Petani Lampung Mulai Melirik Cara Baru Kendalikan Hama
Antara racun kimia dan harmoni ekosistem
berandalappung.com — Pringsewu, bagi sebagian besar petani di Desa Tritunggal Mulya, Kecamatan Adiluwih, Pringsewu, pestisida adalah “jawaban cepat” atas serangan hama. Botol-botol cairan kimia itu mudah dibeli di kios pertanian, dan efeknya terlihat dalam hitungan jam ulat dan kutu mati, daun tanaman kembali segar.
Namun, kecepatan itu datang dengan harga mahal. “Kalau telat semprot dua hari saja, tanaman sudah habis,” kata Sukarmin, 48 tahun, anggota Kelompok Tani Setia Bakti. Ia mengaku sudah bertahun-tahun menggantungkan nasib panennya pada pestisida kimia. Biaya produksi pun membengkak, sementara hasil panen tidak selalu sebanding.
Kebiasaan inilah yang coba digoyang oleh tim pengabdian masyarakat Jurusan Proteksi Tanaman Universitas Lampung. Pada tanggal 26 Juli 2025, mereka mengadakan penyuluhan bertema Pengelolaan Hama dan Penyakit Tanaman Berbasis Ekologi.
Dipimpin Dr. Puji Lestari, SP, M.Si., bersama Dr. Yuyun Fitriana, SP, MP, Selvi Helina, M.Si., dan Dr. Ivayani, SP, M.Si., tim ini membawa pesan: ada cara lain yang lebih ramah lingkungan, lebih murah dalam jangka panjang, dan tak merusak tanah.
Metode ini ekologi memanfaatkan musuh alami predator, parasitoid, hingga jamur entomopatogen untuk mengendalikan populasi hama. Salah satu strategi yang diperkenalkan adalah pembangunan refugia, lahan tepi yang ditanami bunga kenikir, bunga kertas, dan bunga matahari.

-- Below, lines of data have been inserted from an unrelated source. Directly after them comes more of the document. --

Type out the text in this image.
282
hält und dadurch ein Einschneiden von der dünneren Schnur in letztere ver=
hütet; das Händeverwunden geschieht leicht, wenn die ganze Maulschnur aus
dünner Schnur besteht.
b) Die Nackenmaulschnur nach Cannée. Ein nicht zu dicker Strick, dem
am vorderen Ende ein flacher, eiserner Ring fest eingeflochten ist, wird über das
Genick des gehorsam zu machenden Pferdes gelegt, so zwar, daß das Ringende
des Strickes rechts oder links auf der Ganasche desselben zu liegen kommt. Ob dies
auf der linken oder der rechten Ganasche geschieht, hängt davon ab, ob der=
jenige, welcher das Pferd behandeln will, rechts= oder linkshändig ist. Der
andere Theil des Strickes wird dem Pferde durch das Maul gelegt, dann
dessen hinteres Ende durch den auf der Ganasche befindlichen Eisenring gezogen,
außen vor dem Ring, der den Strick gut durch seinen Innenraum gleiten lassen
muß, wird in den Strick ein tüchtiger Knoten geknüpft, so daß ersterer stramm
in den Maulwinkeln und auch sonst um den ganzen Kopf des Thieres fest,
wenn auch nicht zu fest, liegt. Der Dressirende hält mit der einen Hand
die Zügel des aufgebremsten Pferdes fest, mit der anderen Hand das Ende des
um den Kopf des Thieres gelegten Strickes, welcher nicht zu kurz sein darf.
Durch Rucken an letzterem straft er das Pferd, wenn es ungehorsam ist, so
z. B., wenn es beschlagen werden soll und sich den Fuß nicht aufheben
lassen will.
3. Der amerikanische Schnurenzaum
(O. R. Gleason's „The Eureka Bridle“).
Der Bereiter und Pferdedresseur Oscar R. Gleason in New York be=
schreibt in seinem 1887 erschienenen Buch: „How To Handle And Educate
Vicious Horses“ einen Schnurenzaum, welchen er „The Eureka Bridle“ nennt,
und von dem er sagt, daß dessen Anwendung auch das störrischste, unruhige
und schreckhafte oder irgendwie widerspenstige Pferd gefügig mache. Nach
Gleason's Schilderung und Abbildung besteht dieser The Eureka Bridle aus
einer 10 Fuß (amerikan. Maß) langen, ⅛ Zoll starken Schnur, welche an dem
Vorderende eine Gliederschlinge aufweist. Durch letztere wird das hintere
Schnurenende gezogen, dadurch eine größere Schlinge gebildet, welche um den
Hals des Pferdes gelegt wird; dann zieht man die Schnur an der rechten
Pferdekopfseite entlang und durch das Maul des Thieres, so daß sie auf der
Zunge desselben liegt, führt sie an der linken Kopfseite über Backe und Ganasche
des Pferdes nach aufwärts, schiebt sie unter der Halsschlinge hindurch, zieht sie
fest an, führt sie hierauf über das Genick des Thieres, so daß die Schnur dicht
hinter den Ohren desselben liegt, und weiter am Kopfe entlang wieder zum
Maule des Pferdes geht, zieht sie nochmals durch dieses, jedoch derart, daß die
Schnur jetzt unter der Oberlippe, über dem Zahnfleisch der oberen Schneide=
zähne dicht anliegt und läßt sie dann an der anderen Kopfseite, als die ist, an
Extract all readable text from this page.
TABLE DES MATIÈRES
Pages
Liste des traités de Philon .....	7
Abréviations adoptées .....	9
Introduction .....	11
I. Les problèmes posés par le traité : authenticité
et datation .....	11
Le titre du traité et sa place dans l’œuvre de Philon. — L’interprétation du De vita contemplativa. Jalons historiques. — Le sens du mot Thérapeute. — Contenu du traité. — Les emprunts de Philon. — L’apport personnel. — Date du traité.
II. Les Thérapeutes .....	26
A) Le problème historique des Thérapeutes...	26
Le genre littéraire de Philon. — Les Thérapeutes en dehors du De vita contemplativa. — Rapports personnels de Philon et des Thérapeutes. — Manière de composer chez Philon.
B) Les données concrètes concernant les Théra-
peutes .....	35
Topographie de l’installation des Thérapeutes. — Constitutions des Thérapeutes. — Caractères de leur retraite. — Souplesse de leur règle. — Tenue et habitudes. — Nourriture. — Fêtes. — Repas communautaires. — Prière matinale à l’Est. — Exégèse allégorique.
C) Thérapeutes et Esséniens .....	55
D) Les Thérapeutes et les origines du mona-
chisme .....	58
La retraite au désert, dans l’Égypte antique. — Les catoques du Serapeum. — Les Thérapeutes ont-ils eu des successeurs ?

Tanaman berbunga ini menarik serangga bermanfaat yang menjadi musuh alami hama.
“Pestisida tidak kami larang, tapi letakkan sebagai pilihan terakhir,” kata Puji Lestari. Dikatakannya, penggunaan pestisida yang tak terkendali justru mematikan musuh alami, membuat populasi hama melonjak kembali, dan memicu siklus ketergantungan yang sulit diputuskan.
Para sejarawan senior yang hadir, seperti Prof.Dr.Ir. FX Susilo, M.Si., dan Prof.Dr.Ir. I Gede Swibawa, MS, mengingatkan bahwa pola semprotan massal dengan dosis tinggi bukan hanya membunuh hama, tapi juga meracuni tanah, udara, dan bahkan merugikan kesehatan petani itu sendiri.
Meski terdengar meyakinkan, mengubah kebiasaan petani bukanlah hal yang mudah. “Kalau pakai cara alami, hasilnya tidak langsung terlihat,” ujar Sukarmin ragu-ragu. Ia mengaku butuh bukti nyata di lapangan sebelum benar-benar beralih.
Tantangannya adalah metode ekologi yang membutuhkan kesabaran, konsistensi, dan kolaborasi antarpetani. Namun jika berhasil, para penyelam yakin, hasilnya akan melampaui pemulihan ekosistem, biaya produksi turun, dan pangan yang dihasilkan lebih aman.
Pertanyaannya, beranikah para petani di Lampung keluar dari zona nyamannya? Sebab, seperti diingatkan Puji Lestari, “Kalau terus memanfaatkan racun, suatu hari tanah ini akan lelah, dan saat itu, kita tak lagi punya pilihan.”